A Profile of Marques Brownlee Allows Me to Digress on the State of Apple Product Launches and Reviews ⇥ fastcompany.com
Harry McCracken wrote a great profile of Marques Brownlee for Fast Company:
Brownlee, who turns 30 in December, has come a long way since he began shooting videos about tech hardware and software in his family’s suburban New Jersey home at age 15. (He uploaded the results under the nom de YouTube of MKBHD — for “Marques Keith Brownlee” and “high definition” — a moniker that has been synonymous with his own name ever since.) By the time he was in college, he was a phenomenon: In 2013, Google’s then senior VP of engineering, Vic Gundotra, declared Brownlee “the best technology reviewer on the planet.”
[…]
A decade and a half into his career, Brownlee is still expanding his influence: He’s added 1.4 million subscribers in the past 12 months alone. “He’s only going to grow from here, especially as Gen Z and Gen Alpha become the largest purchasing group,” predicts creator trends analyst Fana Yohannes. An alumnus of Apple’s PR department, she helped get Brownlee invited to the company’s product launch events starting in 2015, once it got its head around the notion of a 21-year-old YouTuber being one of the world’s most important tech experts.
Serendipitously, I was thinking about this exact thing over the weekend, albeit on a tangent. When Apple launched the iPhone X in 2017, it represented a shift in its marketing strategy. There was a time when Apple review units were a scarce resource among tech journalists — limited first to a handful of print publications and tech sites, then to blogs and more niche sites, and then to a few YouTube producers. Now, though, Apple must loan out hundreds of prerelease iPhones given the number of reviews I see when the embargo drops.

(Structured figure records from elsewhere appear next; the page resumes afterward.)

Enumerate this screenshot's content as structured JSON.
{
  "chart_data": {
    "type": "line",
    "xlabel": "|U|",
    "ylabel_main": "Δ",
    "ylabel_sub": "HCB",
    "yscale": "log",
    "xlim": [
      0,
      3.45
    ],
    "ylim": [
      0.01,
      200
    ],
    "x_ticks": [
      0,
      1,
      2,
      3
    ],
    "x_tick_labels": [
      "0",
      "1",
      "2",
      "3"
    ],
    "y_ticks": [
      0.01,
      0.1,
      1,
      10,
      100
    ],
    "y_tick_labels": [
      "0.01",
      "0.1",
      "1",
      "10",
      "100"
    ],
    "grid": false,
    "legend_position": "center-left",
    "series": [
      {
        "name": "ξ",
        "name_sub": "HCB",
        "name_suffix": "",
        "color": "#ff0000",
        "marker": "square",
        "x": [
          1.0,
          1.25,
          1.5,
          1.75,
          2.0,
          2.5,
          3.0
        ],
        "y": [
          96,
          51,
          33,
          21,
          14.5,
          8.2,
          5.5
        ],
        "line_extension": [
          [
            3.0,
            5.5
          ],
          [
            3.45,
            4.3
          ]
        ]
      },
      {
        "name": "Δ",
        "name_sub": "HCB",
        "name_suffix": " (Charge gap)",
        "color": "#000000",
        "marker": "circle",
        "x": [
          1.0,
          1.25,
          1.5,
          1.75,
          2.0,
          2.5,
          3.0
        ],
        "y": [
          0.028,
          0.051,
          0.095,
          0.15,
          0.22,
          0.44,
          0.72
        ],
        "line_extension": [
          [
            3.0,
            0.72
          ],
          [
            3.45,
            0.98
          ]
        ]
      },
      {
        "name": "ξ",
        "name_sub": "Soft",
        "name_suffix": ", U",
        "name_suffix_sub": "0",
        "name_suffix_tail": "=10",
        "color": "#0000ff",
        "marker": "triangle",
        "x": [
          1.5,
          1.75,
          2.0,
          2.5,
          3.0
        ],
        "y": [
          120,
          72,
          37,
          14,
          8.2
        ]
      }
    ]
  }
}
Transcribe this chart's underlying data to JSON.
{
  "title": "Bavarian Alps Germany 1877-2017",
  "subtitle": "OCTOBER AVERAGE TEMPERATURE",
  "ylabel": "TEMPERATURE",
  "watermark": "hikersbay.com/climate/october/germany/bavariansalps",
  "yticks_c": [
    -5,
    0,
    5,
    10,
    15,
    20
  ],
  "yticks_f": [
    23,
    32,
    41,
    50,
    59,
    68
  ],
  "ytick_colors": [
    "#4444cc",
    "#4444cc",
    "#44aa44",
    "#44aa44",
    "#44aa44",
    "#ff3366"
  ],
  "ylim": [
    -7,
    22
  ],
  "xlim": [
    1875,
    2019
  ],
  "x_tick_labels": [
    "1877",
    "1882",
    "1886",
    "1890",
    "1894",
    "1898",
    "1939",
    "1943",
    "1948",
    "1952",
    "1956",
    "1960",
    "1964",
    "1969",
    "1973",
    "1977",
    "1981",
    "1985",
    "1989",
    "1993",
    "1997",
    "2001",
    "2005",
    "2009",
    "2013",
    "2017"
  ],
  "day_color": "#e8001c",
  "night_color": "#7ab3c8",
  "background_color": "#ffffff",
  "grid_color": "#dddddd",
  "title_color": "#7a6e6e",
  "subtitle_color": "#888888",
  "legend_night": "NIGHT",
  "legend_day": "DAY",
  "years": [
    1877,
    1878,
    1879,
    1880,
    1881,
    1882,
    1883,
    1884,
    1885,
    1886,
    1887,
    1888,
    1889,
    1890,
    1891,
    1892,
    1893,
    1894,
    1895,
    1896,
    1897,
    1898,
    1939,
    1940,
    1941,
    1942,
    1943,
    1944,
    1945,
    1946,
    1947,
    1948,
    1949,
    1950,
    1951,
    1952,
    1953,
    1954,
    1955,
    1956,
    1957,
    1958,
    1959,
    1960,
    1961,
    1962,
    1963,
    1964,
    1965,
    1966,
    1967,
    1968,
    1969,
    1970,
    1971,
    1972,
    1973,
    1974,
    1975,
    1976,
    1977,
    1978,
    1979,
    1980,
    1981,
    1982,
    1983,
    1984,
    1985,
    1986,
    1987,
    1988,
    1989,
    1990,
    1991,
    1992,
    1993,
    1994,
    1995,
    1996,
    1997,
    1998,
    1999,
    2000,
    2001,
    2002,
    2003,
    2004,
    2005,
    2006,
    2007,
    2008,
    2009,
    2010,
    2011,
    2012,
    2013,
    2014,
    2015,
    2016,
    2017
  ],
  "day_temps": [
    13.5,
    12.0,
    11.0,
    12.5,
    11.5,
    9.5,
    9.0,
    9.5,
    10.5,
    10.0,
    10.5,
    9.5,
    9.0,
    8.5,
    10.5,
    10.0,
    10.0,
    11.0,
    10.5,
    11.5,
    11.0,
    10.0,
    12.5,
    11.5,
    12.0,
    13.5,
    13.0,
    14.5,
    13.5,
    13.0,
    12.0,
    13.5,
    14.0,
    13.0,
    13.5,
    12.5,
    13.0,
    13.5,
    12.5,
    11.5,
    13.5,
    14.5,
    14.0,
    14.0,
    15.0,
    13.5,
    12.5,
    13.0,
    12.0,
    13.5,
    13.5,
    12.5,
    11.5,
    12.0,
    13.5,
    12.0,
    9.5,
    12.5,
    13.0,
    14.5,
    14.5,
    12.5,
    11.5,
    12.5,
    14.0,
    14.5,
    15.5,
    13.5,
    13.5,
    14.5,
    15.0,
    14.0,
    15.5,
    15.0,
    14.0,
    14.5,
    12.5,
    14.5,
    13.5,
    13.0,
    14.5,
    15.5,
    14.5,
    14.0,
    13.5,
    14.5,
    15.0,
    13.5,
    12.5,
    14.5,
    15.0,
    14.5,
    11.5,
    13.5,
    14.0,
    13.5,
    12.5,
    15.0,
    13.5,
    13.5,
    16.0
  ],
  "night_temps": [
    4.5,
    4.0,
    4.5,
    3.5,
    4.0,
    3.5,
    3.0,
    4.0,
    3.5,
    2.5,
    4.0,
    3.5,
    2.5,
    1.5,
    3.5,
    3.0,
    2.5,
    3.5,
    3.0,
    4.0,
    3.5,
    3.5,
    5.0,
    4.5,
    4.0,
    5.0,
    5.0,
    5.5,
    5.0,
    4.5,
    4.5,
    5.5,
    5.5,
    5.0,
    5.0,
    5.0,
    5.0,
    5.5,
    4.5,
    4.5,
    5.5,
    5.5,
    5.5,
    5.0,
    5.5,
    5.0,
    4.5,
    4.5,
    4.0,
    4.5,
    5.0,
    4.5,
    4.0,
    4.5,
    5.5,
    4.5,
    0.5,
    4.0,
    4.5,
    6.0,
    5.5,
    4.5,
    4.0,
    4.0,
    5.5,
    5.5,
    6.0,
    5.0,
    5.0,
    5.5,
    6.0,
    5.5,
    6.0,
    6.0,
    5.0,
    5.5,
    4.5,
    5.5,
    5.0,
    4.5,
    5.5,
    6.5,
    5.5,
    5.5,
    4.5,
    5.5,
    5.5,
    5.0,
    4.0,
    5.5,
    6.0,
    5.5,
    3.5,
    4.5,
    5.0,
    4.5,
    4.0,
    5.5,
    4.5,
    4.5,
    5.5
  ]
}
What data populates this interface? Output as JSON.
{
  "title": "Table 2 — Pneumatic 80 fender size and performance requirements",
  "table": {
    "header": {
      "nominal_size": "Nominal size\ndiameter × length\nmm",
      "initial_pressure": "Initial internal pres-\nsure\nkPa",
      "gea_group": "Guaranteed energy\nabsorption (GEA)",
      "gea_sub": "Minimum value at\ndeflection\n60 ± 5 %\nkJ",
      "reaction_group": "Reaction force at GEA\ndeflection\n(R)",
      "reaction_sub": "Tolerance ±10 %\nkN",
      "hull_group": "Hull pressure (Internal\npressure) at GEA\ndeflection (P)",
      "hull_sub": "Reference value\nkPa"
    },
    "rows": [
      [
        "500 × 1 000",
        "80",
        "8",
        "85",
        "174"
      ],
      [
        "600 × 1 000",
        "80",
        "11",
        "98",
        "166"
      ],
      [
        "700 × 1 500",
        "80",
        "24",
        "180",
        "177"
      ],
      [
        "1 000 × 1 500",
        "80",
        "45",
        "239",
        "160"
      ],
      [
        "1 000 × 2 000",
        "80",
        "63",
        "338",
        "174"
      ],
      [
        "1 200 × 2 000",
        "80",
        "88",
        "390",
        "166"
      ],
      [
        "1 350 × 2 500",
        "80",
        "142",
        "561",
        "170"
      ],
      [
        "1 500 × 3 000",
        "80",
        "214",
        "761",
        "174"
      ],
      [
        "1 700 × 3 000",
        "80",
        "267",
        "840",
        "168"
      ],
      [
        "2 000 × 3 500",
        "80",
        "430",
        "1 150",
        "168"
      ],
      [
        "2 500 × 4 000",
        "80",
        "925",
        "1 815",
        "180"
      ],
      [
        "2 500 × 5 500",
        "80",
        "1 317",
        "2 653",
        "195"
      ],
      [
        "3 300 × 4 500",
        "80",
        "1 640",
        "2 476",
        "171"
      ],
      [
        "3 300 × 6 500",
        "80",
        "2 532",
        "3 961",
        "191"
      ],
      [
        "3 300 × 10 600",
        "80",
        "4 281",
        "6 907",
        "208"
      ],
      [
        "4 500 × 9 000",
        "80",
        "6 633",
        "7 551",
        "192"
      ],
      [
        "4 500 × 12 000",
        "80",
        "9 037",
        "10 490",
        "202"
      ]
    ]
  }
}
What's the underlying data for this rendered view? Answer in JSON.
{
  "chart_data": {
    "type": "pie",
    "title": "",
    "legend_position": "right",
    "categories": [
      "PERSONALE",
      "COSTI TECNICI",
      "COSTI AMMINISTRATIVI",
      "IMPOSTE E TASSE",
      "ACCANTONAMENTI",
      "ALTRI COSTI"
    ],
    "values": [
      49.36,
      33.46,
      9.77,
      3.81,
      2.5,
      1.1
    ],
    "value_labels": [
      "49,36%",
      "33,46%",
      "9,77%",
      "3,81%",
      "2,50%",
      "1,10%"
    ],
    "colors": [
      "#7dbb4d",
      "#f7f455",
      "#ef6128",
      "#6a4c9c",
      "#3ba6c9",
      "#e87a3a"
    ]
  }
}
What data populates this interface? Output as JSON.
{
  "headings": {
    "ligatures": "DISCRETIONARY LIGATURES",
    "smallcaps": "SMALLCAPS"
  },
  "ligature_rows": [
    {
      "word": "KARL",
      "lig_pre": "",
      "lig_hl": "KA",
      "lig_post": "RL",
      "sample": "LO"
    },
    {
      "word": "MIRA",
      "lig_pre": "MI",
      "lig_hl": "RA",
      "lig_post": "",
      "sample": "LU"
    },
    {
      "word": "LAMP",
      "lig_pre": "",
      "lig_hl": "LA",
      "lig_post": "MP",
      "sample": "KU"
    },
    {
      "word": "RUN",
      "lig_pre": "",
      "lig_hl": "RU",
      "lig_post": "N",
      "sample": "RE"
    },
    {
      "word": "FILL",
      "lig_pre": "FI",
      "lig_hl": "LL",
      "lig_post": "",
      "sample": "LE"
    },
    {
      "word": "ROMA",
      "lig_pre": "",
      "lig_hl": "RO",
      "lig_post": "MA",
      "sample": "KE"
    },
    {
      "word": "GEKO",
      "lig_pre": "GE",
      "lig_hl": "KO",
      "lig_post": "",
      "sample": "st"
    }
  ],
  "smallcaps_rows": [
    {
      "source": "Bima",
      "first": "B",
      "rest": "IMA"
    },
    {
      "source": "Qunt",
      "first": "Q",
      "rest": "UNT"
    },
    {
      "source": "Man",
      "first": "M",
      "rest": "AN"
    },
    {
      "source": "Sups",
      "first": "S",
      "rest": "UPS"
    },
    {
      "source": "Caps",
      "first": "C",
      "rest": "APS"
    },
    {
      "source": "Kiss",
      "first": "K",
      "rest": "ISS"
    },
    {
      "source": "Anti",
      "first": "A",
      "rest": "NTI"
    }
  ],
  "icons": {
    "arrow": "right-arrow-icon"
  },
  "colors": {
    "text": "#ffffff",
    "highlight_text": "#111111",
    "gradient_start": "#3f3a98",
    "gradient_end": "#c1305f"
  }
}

There was a larger context in which I was thinking about this. Apple product launches used to be live stage affairs, which came with risks and rewards — occasionally at the same time. When John Ternus announced the thousand-dollar Pro Display stand at WWDC 2019, there was an amazing crowd reaction, which seems to have caused Ternus to slightly flub the next line. It is an electric moment.
Contrast that with the pre-recorded announcement of the new Mac Pro at WWDC earlier this year from a mix of Ternus and Jennifer Munn. A benefit of the video format is that Apple can switch out speakers more fluidly, and it opens up opportunities for people who may not be comfortable in a one-take live setting. But that safety and confidence also means there is no feedback when presenters say something surprising — either positive or negative. When Ternus returns to announce its price — a thousand dollars more than its predecessor even with dramatically less expansion capability — it was like he was telling you the weather.
An Apple product announcement is now fully a sales pitch with none of the theatrical tension of demonstrating something live. If you are into the products, you might go from watching that video to watching coverage of the new products a week later on YouTube in video reviews that are often referencing those same talking points. In the hands of a reviewer less skilled than Brownlee, a YouTuber might also reuse Apple’s own promo footage. All of this is a lot of video that can often feel samey, albeit with different production values between some really successful YouTube producers and one of the world’s richest companies.
My lengthy digression over, I should point you back to McCracken’s article, which is rather excellent and worth your time. The thing it captures well is how Brownlee is so often a calming and rational presence in the too-dramatic world of YouTube. There is little spectacle in Brownlee’s videos and nothing is shouted. I feel respected as a viewer. I appreciate that.